The death of a one-week formula fed infant, Natan, born March 11, in Belgium raises important questions about the safety of breastmilk substitutes. Natan’s untimely death has again focused on the health risks of formula feeding. Born healthy with an excellent AGPAR score, Natan had been fed Nestlé Beba 1 powdered infant formula during his hospital stay in Aalst. Soon after hospital discharge, his fifth day (this is the normal hospital stay in Belgium), he became ill and his parents admitted him during the night to the University Hospital in Ghent. Soon after on the 16th of March he died of meningitis.
The family contacted the Belgian IBFAN group when they became aware that pathogenic bacteria, Enterobacter sakazakii, caused the death of their baby. This highly virulent bacterium can survive the usual heat treatments in the production of powdered infant formulas.
Shortly after, on April 12, the U.S. Food and Drug Administration (FDA) issued a communiqué warning that E. sakazakii linked to the use of powdered formula can be the cause of invasive infections with a high mortality outcome in neonates.
The FDA warning was prompted by the death a year earlier of an infant who had been hospitalized and fed commercial powdered infant formula that was found to be infected with E. sakazakii.
A subsequent investigation to determine the extent of infection with E. sakazakii triggered the FDA warning. The surveillance study found that of 49 cases studied, 10were identified with positive E. sakazakii cultures. A cohort study was performed to determine the possible risk factors for the infection. Medical records were reviewed to assess risk factors such as gestational age, birth weight, medications, type and mode of feeding. Results of the risk nalysis determined that only the use of Portagen Mead Johnson powdered formula was associated with the E. sakazakii infections. All case patients had received the contaminated powdered formula.
Stating that, “Clinicians should be aware that powdered formulas are not sterile products and might contain opportunistic bacterial pathogens such as those in the family Enterobacteriacae, including E. sakazakii,” the FDA warning notes, “These products are commonly used at many hospitals. A recent survey indicated that of 16 responding facilities, nine used powdered formulas.”
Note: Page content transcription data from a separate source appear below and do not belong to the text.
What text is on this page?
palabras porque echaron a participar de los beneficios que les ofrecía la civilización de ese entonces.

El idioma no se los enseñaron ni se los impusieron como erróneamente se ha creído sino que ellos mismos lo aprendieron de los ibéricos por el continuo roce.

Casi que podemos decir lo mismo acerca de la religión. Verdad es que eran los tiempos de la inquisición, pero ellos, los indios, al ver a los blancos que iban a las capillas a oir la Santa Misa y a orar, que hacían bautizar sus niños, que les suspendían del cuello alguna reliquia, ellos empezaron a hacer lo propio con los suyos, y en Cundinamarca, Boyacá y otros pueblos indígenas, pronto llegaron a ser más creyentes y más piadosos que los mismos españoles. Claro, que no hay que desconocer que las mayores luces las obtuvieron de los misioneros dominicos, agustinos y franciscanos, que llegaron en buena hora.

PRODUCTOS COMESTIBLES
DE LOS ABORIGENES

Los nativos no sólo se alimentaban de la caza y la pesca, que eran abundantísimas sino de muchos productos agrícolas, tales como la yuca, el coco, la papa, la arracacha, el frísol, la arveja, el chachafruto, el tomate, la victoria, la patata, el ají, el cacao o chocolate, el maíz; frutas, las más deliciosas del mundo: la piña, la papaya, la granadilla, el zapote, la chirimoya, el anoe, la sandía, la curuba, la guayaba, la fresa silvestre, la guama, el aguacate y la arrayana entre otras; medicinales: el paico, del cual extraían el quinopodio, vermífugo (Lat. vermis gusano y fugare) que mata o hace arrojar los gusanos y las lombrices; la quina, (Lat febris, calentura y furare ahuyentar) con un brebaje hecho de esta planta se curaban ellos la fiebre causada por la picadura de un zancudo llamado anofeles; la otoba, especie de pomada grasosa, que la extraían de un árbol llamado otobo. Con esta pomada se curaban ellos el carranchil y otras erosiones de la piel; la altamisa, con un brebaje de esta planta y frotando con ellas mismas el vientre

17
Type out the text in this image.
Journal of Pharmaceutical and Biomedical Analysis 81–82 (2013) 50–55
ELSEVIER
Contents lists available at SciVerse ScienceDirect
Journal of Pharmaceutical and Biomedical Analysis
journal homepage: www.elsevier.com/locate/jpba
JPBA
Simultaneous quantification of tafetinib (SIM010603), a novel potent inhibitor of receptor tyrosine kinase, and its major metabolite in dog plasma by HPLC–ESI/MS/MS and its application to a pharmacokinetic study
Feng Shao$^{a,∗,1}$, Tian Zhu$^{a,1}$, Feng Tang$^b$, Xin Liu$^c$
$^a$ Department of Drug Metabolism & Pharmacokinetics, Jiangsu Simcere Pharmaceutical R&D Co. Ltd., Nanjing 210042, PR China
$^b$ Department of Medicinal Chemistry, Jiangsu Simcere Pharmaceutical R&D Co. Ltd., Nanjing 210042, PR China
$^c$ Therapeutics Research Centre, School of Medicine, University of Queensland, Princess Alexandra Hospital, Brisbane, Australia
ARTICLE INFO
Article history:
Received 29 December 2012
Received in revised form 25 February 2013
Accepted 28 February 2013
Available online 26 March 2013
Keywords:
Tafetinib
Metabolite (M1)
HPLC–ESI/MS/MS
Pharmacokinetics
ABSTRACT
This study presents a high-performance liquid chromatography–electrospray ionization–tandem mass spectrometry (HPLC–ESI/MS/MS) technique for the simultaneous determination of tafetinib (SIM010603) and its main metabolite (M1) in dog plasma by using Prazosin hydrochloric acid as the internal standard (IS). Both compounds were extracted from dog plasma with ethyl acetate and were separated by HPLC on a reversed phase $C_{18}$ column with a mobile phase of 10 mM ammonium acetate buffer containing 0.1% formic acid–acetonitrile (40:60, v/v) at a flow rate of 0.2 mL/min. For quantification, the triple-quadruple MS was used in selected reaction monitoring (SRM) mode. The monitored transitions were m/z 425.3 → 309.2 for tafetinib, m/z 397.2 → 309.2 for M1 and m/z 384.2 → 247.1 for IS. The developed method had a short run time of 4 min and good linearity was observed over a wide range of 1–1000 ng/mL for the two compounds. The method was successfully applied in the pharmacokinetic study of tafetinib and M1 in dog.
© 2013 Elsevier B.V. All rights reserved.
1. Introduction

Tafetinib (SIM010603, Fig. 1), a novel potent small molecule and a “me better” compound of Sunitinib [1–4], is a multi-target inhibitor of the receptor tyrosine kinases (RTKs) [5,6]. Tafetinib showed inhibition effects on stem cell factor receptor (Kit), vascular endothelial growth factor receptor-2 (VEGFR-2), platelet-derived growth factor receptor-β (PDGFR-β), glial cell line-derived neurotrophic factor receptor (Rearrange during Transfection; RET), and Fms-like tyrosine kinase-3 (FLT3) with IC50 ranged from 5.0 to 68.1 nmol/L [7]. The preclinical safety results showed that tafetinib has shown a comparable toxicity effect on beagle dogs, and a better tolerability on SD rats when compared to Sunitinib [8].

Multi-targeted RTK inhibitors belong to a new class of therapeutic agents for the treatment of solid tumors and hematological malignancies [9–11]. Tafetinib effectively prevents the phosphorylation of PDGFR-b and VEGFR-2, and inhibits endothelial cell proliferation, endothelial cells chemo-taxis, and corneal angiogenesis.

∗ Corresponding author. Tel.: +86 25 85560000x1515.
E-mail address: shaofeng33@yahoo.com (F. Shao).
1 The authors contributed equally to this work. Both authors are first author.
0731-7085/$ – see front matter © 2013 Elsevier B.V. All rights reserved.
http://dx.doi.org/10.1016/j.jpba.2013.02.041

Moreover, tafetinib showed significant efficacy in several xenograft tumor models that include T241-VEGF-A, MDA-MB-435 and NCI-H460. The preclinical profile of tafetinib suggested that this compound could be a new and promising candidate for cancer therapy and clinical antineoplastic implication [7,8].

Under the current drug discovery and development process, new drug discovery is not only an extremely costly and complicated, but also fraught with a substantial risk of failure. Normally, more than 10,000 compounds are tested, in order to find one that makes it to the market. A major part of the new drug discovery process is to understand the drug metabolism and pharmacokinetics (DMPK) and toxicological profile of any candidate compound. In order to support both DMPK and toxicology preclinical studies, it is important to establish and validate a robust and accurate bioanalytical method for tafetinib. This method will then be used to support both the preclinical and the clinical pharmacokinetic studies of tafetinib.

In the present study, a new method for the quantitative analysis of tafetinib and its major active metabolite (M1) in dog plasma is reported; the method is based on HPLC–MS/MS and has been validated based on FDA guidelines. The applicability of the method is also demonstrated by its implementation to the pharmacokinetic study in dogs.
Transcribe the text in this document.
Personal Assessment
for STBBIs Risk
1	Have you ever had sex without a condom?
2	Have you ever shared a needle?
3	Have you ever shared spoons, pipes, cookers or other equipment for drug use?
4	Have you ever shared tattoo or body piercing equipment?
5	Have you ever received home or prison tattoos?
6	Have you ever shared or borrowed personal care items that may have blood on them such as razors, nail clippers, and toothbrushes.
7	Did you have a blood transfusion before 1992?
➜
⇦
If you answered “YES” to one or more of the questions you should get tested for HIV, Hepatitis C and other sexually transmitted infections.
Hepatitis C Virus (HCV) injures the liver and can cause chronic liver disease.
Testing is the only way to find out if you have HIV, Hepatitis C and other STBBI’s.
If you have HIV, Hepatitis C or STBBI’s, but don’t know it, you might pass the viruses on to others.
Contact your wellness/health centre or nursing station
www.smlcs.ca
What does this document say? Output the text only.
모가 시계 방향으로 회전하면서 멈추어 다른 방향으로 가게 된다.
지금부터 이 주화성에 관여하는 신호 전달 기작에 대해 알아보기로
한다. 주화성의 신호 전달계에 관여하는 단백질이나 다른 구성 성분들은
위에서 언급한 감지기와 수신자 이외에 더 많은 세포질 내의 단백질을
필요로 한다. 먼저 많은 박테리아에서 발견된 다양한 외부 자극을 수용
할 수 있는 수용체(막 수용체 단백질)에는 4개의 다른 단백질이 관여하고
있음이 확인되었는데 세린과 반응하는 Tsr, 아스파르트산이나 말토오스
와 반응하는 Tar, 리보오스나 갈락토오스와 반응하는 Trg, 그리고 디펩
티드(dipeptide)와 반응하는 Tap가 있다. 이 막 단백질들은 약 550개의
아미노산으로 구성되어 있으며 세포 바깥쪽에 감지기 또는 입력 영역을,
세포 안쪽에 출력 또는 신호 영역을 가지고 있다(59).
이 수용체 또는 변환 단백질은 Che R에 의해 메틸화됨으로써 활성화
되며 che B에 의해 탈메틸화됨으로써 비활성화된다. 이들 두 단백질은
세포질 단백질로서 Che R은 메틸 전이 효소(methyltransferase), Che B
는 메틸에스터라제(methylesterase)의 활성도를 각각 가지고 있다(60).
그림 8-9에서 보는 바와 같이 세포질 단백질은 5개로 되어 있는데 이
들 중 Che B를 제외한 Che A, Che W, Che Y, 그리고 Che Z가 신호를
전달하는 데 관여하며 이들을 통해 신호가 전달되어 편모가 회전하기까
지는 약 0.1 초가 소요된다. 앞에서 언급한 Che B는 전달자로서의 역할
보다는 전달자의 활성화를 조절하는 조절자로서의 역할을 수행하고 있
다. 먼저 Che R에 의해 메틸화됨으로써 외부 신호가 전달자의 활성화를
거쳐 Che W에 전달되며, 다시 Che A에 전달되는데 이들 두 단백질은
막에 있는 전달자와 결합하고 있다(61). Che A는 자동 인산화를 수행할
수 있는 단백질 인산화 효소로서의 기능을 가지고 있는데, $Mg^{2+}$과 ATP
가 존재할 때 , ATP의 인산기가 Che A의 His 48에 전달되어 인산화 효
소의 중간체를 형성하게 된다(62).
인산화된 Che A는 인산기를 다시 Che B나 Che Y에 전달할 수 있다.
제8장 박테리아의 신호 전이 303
In a letter on its website, the FDA reports that it found 14 per cent of tins of powdered formula tested to be contaminated with the E. sakazakii. The letter also mentioned a “Belgian case” dating back to 1998 when two infants died and a number of infants became ill.
It took nearly seven weeks for the Belgian Federal Agency for Food Safety to ask Nestlé to recall its Beba 1 product – as a “precautionary measure.” The surrounding publicity revealed that the parents of the previous two deaths in 1998 had never been informed of the cause of death.
The contaminated batch of Nestlé Beba 1 was manufactured by Nestlé Germany Kapeln. Nestlé claims the product was only distributed to Belgium and Switzerland, but is also being recalled from Luxembourg (although no information has been provided to consumers there).
We wonder how many of these cases go undetected and how many are not traced back to contaminated formula. What happens in countries where rigorous microbial testing and diagnosis is unaffordable. How many infants have died of contaminated formula products. As one European lactation consultant noted, “the formula comes already with the contaminating bacteria.”
The contamination risks demonstrated by the presence of E. sakazakii in powdered infant formulas highlight the critical need for adequate product labeling, and strict enforcement of product regulations. Precautionary principles, adequate surveillance and monitoring systems with immediate, publicly announced, mandatory recalls are essential for health protection. Importantly, the seriousness of E. sakazakii contamination demonstrates the consequences of no code compliance.
In Canada, Nestlé mails its unsolicited powdered formulas accompanied by misleading health claims to pregnant women and new mothers. This practice of promotion and idealization of infant formula products must stop. Instead truthful and independent information about infant feeding is needed so parents and their newborns can avoid the tragedy of E. sakazakii babies.
Although there have been no recalls for infant formulas contaminated with E. sakazakii, in Canada, Health Canada will be issuing a Health Provisional Advisory Letter intended for neonatal units, hospitals and health care workers, to warn that formulas are not sterile products and that prescribed procedures must be strictly followed.